Giovanni Allevi, Roberto Bolle e l’Unità d’Italia

Io non so se qualcuno di voi ha letto l’elenco del Comitato dei Garanti che hanno il compito di «vigilare e monitorare il lavoro del comitato interministeriale per le celebrazioni del 150 anniversario dell’Unità d’Italia». Quel comitato che era presieduto da Ciampi che poi però si è dimesso, estenuato dal disinteresse del governo per l’evento, e che è stato sostituito da Giuliano Amato che, alla fine, non dice mai di no.

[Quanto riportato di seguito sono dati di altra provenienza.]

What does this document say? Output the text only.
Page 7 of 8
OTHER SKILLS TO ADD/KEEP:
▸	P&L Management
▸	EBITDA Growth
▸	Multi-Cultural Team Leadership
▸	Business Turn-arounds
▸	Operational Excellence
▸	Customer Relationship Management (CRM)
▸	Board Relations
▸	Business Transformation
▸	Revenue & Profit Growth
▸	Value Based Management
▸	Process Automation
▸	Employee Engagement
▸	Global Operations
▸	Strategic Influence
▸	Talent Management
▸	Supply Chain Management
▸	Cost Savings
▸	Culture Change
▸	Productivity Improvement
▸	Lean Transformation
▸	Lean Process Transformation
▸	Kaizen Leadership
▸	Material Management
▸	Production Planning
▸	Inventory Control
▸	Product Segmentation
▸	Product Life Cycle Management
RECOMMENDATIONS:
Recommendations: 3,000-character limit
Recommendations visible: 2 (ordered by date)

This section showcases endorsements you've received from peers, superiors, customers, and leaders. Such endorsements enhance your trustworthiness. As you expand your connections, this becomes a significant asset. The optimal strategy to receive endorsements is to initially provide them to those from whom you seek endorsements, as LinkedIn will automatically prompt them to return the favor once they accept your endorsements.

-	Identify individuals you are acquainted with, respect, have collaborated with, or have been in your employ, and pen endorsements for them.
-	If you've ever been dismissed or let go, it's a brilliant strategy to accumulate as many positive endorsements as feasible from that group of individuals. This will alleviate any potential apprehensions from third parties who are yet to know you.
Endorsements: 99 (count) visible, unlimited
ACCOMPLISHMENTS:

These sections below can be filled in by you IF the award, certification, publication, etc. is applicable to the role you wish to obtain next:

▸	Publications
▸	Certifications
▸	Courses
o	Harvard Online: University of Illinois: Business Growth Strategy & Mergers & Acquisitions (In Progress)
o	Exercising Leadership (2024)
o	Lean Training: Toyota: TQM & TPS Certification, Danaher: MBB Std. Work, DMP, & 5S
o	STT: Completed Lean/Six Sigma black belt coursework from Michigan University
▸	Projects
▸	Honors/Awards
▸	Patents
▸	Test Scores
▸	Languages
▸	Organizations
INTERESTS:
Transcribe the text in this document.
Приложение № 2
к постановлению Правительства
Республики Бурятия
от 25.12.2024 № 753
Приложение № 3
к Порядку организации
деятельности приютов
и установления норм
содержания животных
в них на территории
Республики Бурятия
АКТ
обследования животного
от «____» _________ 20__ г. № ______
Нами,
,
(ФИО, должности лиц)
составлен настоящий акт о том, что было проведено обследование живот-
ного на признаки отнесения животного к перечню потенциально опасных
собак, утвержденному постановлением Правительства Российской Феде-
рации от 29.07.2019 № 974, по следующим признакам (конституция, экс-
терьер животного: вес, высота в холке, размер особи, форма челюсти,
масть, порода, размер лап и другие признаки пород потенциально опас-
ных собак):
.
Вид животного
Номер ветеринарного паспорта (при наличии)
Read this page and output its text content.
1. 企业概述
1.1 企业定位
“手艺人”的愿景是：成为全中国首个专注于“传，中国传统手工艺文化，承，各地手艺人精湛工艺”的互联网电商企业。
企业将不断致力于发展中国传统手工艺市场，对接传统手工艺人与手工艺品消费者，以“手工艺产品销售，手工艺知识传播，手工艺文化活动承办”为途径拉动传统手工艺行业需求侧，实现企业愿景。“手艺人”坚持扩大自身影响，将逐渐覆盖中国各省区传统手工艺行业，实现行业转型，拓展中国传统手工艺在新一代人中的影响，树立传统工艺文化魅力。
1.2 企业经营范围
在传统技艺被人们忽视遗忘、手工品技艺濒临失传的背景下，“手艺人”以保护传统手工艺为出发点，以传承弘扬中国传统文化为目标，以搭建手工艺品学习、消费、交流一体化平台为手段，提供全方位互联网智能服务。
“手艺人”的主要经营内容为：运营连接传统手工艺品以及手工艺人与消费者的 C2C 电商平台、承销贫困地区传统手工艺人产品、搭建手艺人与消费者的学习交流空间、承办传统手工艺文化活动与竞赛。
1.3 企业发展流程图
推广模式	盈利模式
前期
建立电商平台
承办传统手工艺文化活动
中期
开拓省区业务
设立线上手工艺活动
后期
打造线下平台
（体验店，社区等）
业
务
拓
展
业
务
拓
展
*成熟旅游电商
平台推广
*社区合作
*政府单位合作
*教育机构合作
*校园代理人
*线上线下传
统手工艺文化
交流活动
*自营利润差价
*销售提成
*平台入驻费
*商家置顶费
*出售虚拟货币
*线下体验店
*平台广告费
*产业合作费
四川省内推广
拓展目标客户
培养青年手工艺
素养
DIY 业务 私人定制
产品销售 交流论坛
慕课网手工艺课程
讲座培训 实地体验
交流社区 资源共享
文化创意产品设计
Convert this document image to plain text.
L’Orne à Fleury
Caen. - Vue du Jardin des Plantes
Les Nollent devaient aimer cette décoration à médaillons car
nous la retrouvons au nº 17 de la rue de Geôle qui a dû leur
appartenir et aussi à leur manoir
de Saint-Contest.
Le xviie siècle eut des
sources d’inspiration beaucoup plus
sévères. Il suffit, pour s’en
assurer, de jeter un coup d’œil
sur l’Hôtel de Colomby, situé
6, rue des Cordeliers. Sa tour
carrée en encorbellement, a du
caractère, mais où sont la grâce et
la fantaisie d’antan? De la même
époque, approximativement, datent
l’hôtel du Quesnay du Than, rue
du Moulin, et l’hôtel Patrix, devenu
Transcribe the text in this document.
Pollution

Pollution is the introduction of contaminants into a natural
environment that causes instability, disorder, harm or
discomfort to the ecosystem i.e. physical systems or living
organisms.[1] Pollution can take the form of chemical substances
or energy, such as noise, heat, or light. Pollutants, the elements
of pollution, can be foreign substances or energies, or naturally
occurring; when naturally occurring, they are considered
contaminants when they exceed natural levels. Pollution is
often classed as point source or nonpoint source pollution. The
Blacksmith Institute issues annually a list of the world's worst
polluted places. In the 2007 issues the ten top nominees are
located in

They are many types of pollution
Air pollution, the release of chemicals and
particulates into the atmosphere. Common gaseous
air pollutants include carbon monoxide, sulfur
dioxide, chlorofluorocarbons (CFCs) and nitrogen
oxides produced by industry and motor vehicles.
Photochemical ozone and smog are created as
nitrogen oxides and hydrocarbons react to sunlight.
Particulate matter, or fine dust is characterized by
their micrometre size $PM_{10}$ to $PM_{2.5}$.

Ecco, assieme alla trimurti del giornalismo di un certo tipo (Pietrangelo Buttafuoco, Ernesto Galli della Loggia e Massimo Veneziani), assieme a due assessori regionali alla cultura (quello del Piemonte, Michele Coppola, perché alla fine i Savoia  erano piemontesi, e quella della Sardegna, che alla fine il regno si chiamava di Sardegna, Maria Lucia Baire, già presidente del comitato promotore “Il papa in Sardegna”), assieme a editori, presidenti di fondazioni, fondatori di comunità, storici e cattedratici vari, figurano anche Giovanni Allevi e Roberto Bolle.

Ecco, perché?

Capisco Pasquale De Lise, presidente del Consiglio di Stato e gestore delle case di Propaganda Fide, quello dell’inchiesta che riguarda pure Bertolaso. Capisco Cladio Martelli, non so più che lavoro faccia e qualcosa gli si dovrà pure far fare. Capisco il rettore della Cattolica, la storica che ha studiato gli orrori dello stalinismo e la strage di Porzus, ecco, capisco.

Dai, voglio esagerare e capisco pure Giovanni Allevi. Mi sforzo e lo capisco.

Ma Roberto Bolle, cazzo! Ma come vi è venuto in mente Roberto Bolle!?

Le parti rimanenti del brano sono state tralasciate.